26. Mulai Ragu

2.2K 207 4
                                    

"May, boleh pinjem bahu kamu sebentar?" tanya Hildan setelah cukup lama berdiam diri, membuat gadis itu kaget karena jarak mereka yang entah sejak kapan sudah sangat tipis. Meski begitu, ia tidak mau menoleh.

Selepas kepergian dua orang yang tidak Mayuno ketahui siapa, Hildan dengan rahangnya yang lebam serta sudut bibir robek melangkah gontai ke undakan rendah tempat mereka duduk sebelumnya, menghempaskan pantat ke sana sembari tertunduk memegangi kepalanya sendiri. Ia meremas-remas rambut yang sudah disisir rapi, mengakibatkan helai merahnya jadi berantakan.

Cukup lama lelaki itu diam dalam posisi itu, hingga Mayuno lelah berdiri dan memutuskan untuk duduk juga, duduk berjarak satu meter darinya karena merasa tak nyaman berdekatan dengan orang yang suasana hatinya sedang buruk. Namun, sekarang Hildan justru mengikis jarak di antara mereka, bahkan menahan pinggangnya saat ingin bergeser menjauh.

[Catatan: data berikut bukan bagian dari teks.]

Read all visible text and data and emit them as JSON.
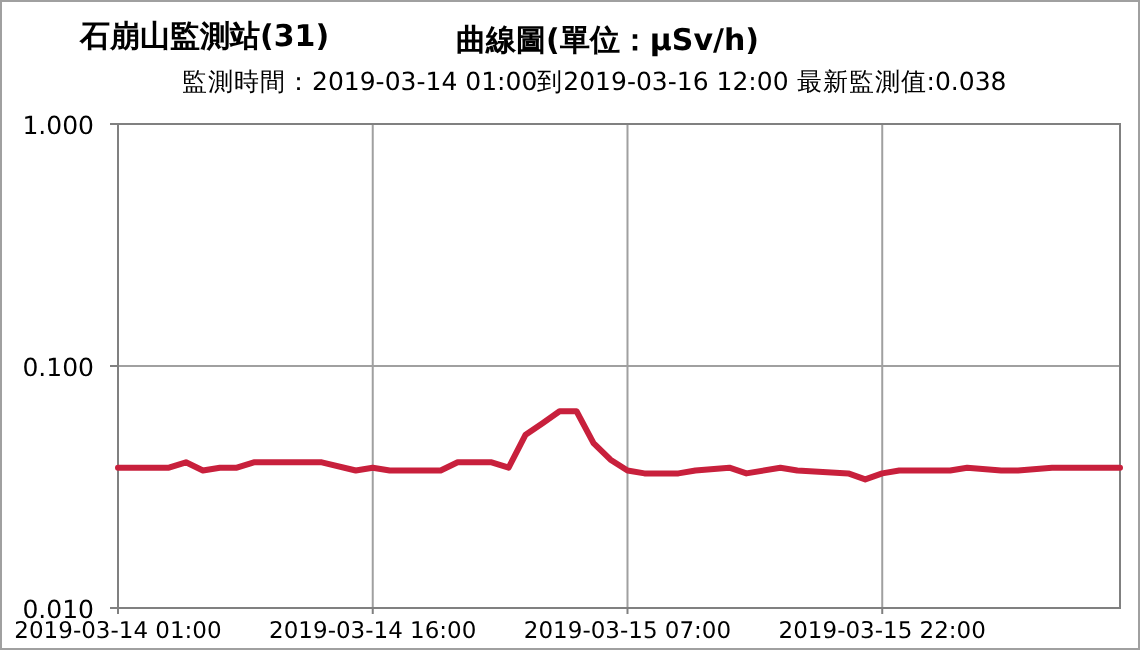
{
  "chart_data": {
    "type": "line",
    "title": "石崩山監測站(31)",
    "subtitle": "監測時間：2019-03-14 01:00到2019-03-16 12:00 最新監測值:0.038",
    "annotations": [
      "曲線圖(單位：μSv/h)"
    ],
    "x": [
      "2019-03-14T01:00",
      "2019-03-14T04:00",
      "2019-03-14T05:00",
      "2019-03-14T06:00",
      "2019-03-14T07:00",
      "2019-03-14T08:00",
      "2019-03-14T09:00",
      "2019-03-14T13:00",
      "2019-03-14T15:00",
      "2019-03-14T16:00",
      "2019-03-14T17:00",
      "2019-03-14T20:00",
      "2019-03-14T21:00",
      "2019-03-14T23:00",
      "2019-03-15T00:00",
      "2019-03-15T01:00",
      "2019-03-15T02:00",
      "2019-03-15T03:00",
      "2019-03-15T04:00",
      "2019-03-15T05:00",
      "2019-03-15T06:00",
      "2019-03-15T07:00",
      "2019-03-15T08:00",
      "2019-03-15T10:00",
      "2019-03-15T11:00",
      "2019-03-15T13:00",
      "2019-03-15T14:00",
      "2019-03-15T16:00",
      "2019-03-15T17:00",
      "2019-03-15T20:00",
      "2019-03-15T21:00",
      "2019-03-15T22:00",
      "2019-03-15T23:00",
      "2019-03-16T02:00",
      "2019-03-16T03:00",
      "2019-03-16T05:00",
      "2019-03-16T06:00",
      "2019-03-16T08:00",
      "2019-03-16T09:00",
      "2019-03-16T12:00"
    ],
    "series": [
      {
        "color": "#c8203c",
        "values": [
          0.038,
          0.038,
          0.04,
          0.037,
          0.038,
          0.038,
          0.04,
          0.04,
          0.037,
          0.038,
          0.037,
          0.037,
          0.04,
          0.04,
          0.038,
          0.052,
          0.058,
          0.065,
          0.065,
          0.048,
          0.041,
          0.037,
          0.036,
          0.036,
          0.037,
          0.038,
          0.036,
          0.038,
          0.037,
          0.036,
          0.034,
          0.036,
          0.037,
          0.037,
          0.038,
          0.037,
          0.037,
          0.038,
          0.038,
          0.038
        ]
      }
    ],
    "log": true,
    "xlim": [
      "2019-03-14T01:00",
      "2019-03-16T12:00"
    ],
    "xticks": [
      {
        "value": "2019-03-14T01:00",
        "label": "2019-03-14 01:00"
      },
      {
        "value": "2019-03-14T16:00",
        "label": "2019-03-14 16:00"
      },
      {
        "value": "2019-03-15T07:00",
        "label": "2019-03-15 07:00"
      },
      {
        "value": "2019-03-15T22:00",
        "label": "2019-03-15 22:00"
      }
    ],
    "ylim": [
      0.01,
      1
    ],
    "yticks": [
      {
        "value": 0.01,
        "label": "0.010"
      },
      {
        "value": 0.1,
        "label": "0.100"
      },
      {
        "value": 1,
        "label": "1.000"
      }
    ],
    "grid": true,
    "marker": "none",
    "line_style": "solid"
  }
}
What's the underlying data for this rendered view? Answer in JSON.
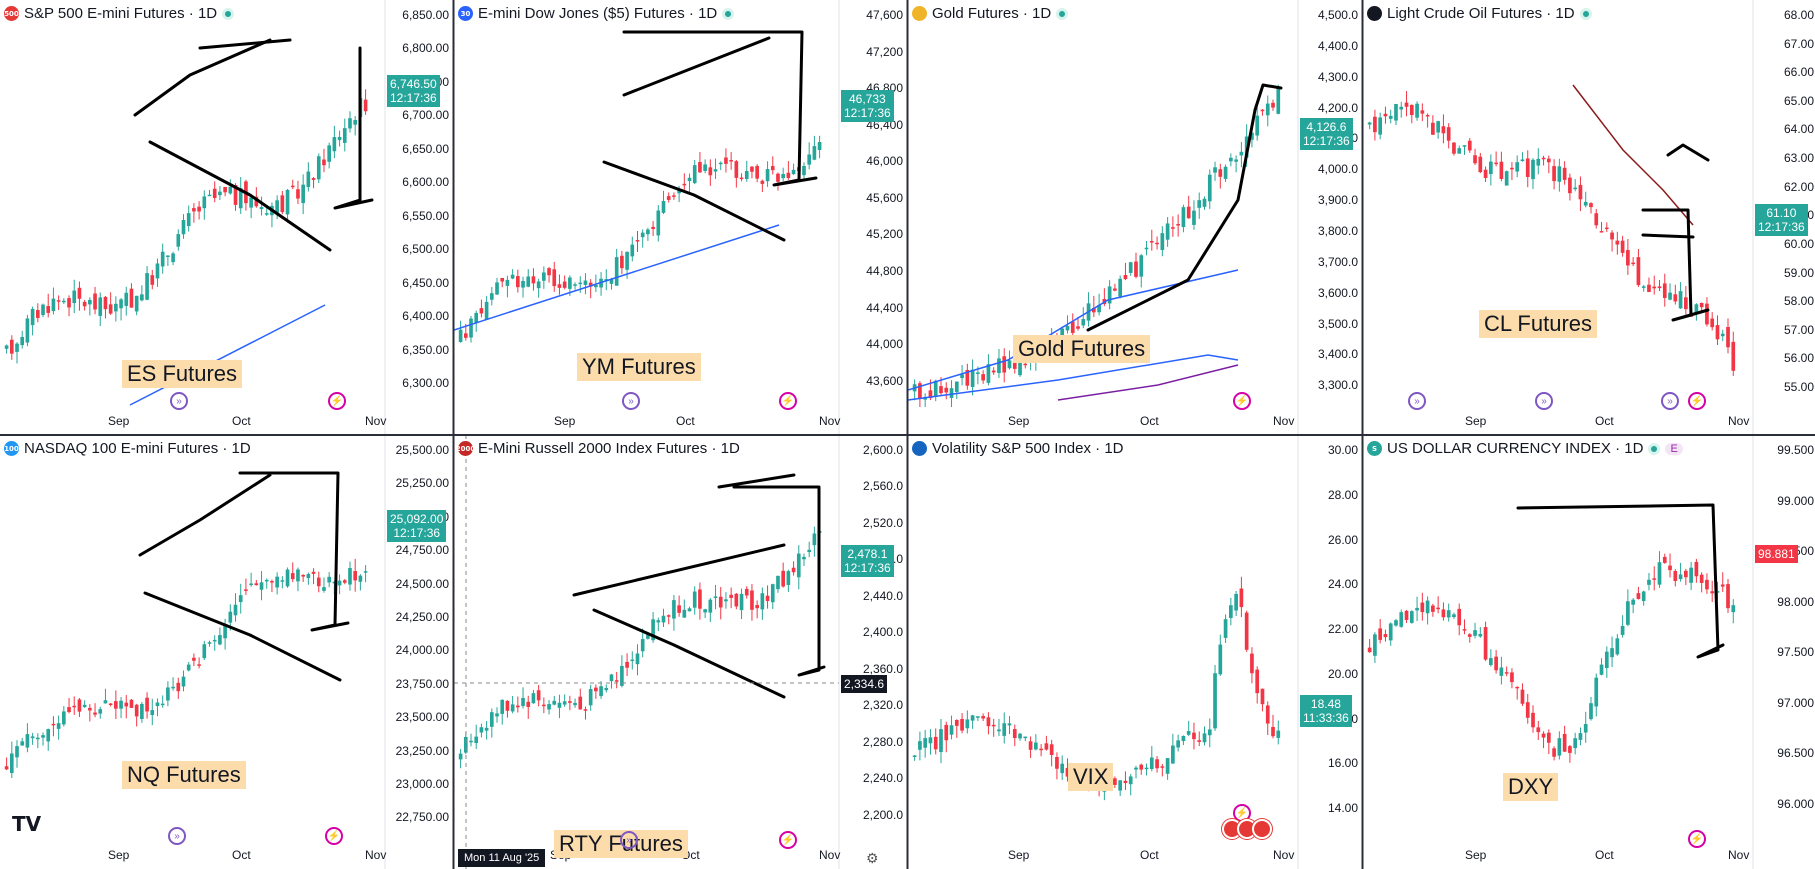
{
  "panes": [
    {
      "title": "S&P 500 E-mini Futures · 1D",
      "icon": "500",
      "icon_color": "#e53935",
      "live": true,
      "yticks": [
        "6,850.00",
        "6,800.00",
        "6,750.00",
        "6,700.00",
        "6,650.00",
        "6,600.00",
        "6,550.00",
        "6,500.00",
        "6,450.00",
        "6,400.00",
        "6,350.00",
        "6,300.00"
      ],
      "price": "6,746.50",
      "time": "12:17:36",
      "label": "ES Futures",
      "xticks": [
        "Sep",
        "Oct",
        "Nov"
      ]
    },
    {
      "title": "E-mini Dow Jones ($5) Futures · 1D",
      "icon": "30",
      "icon_color": "#2962ff",
      "live": true,
      "yticks": [
        "47,600",
        "47,200",
        "46,800",
        "46,400",
        "46,000",
        "45,600",
        "45,200",
        "44,800",
        "44,400",
        "44,000",
        "43,600"
      ],
      "price": "46,733",
      "time": "12:17:36",
      "label": "YM Futures",
      "xticks": [
        "Sep",
        "Oct",
        "Nov"
      ]
    },
    {
      "title": "Gold Futures · 1D",
      "icon": "gold-bars-icon",
      "icon_color": "#f0b429",
      "live": true,
      "yticks": [
        "4,500.0",
        "4,400.0",
        "4,300.0",
        "4,200.0",
        "4,100.0",
        "4,000.0",
        "3,900.0",
        "3,800.0",
        "3,700.0",
        "3,600.0",
        "3,500.0",
        "3,400.0",
        "3,300.0"
      ],
      "price": "4,126.6",
      "time": "12:17:36",
      "label": "Gold Futures",
      "xticks": [
        "Sep",
        "Oct",
        "Nov"
      ]
    },
    {
      "title": "Light Crude Oil Futures · 1D",
      "icon": "oil-drop-icon",
      "icon_color": "#131722",
      "live": true,
      "yticks": [
        "68.00",
        "67.00",
        "66.00",
        "65.00",
        "64.00",
        "63.00",
        "62.00",
        "61.00",
        "60.00",
        "59.00",
        "58.00",
        "57.00",
        "56.00",
        "55.00"
      ],
      "price": "61.10",
      "time": "12:17:36",
      "label": "CL Futures",
      "xticks": [
        "Sep",
        "Oct",
        "Nov"
      ]
    },
    {
      "title": "NASDAQ 100 E-mini Futures · 1D",
      "icon": "100",
      "icon_color": "#2196f3",
      "live": false,
      "yticks": [
        "25,500.00",
        "25,250.00",
        "25,000.00",
        "24,750.00",
        "24,500.00",
        "24,250.00",
        "24,000.00",
        "23,750.00",
        "23,500.00",
        "23,250.00",
        "23,000.00",
        "22,750.00"
      ],
      "price": "25,092.00",
      "time": "12:17:36",
      "label": "NQ Futures",
      "xticks": [
        "Sep",
        "Oct",
        "Nov"
      ]
    },
    {
      "title": "E-Mini Russell 2000 Index Futures · 1D",
      "icon": "2000",
      "icon_color": "#c62828",
      "live": false,
      "yticks": [
        "2,600.0",
        "2,560.0",
        "2,520.0",
        "2,480.0",
        "2,440.0",
        "2,400.0",
        "2,360.0",
        "2,320.0",
        "2,280.0",
        "2,240.0",
        "2,200.0"
      ],
      "price": "2,478.1",
      "time": "12:17:36",
      "crosshair_price": "2,334.6",
      "label": "RTY Futures",
      "xticks": [
        "Sep",
        "Oct",
        "Nov"
      ],
      "date_label": "Mon 11 Aug '25"
    },
    {
      "title": "Volatility S&P 500 Index · 1D",
      "icon": "flag-us-icon",
      "icon_color": "#1565c0",
      "live": false,
      "yticks": [
        "30.00",
        "28.00",
        "26.00",
        "24.00",
        "22.00",
        "20.00",
        "18.00",
        "16.00",
        "14.00"
      ],
      "price": "18.48",
      "time": "11:33:36",
      "label": "VIX",
      "xticks": [
        "Sep",
        "Oct",
        "Nov"
      ]
    },
    {
      "title": "US DOLLAR CURRENCY INDEX · 1D",
      "icon": "S",
      "icon_color": "#26a69a",
      "live": true,
      "badge": "E",
      "yticks": [
        "99.500",
        "99.000",
        "98.500",
        "98.000",
        "97.500",
        "97.000",
        "96.500",
        "96.000"
      ],
      "price": "98.881",
      "time": "",
      "label": "DXY",
      "xticks": [
        "Sep",
        "Oct",
        "Nov"
      ]
    }
  ],
  "logo": "TV",
  "colors": {
    "up": "#26a69a",
    "down": "#f23645",
    "ma": "#2962ff",
    "label_bg": "#fddcab"
  }
}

Tidak tinggal diam, sebuah cubitan mendarat di tangan Hildan. Namun, alih-alih melepaskan pinggang Mayuno, lelaki itu hanya berdesis kecil dan makin mengeratkan pegangannya.

"Kamu nakal, May," bisiknya lagi lebih dekat. Sangat dekat hingga embusan napasnya membelai daun telinga Mayuno yang langsung bergidik.

Tidak cukup dengan itu, Hildan dengan seenaknya menyandarkan kepala ke bahu sempit Mayuno yang kaku, menyebabkan rambutnya yang tertiup angin menggelitik pipi gadis itu.

"Sebentar aja ...," katanya lagi saat merasakan penolakan.

"Kita diliatin orang."

"Lima detik. Cukup lima detik."

"5, 4, 3, 2, 1. Waktu habis. Lepas." Mayuno menarik lepas tangan Hildan yang memeluk pinggangnya, mendorong kepala lelaki itu lalu segera berdiri sebelum dicegah lagi. Wajahnya amat panas, memerah seperti orang yang memakai perona pipi berlebihan. Malu sebab menjadi tontonan pengunjung walaupun tidak ramai.

Hildan mendongak, memandang Mayuno sendu, tapi sedetik kemudian ia mengulas senyum yang tampak dipaksakan. "Pacar aku pelit banget, sih," katanya lalu ikut berdiri sembari menepuk celana panjang bagian lututnya yang tidak kotor. "Pulang? Atau ...."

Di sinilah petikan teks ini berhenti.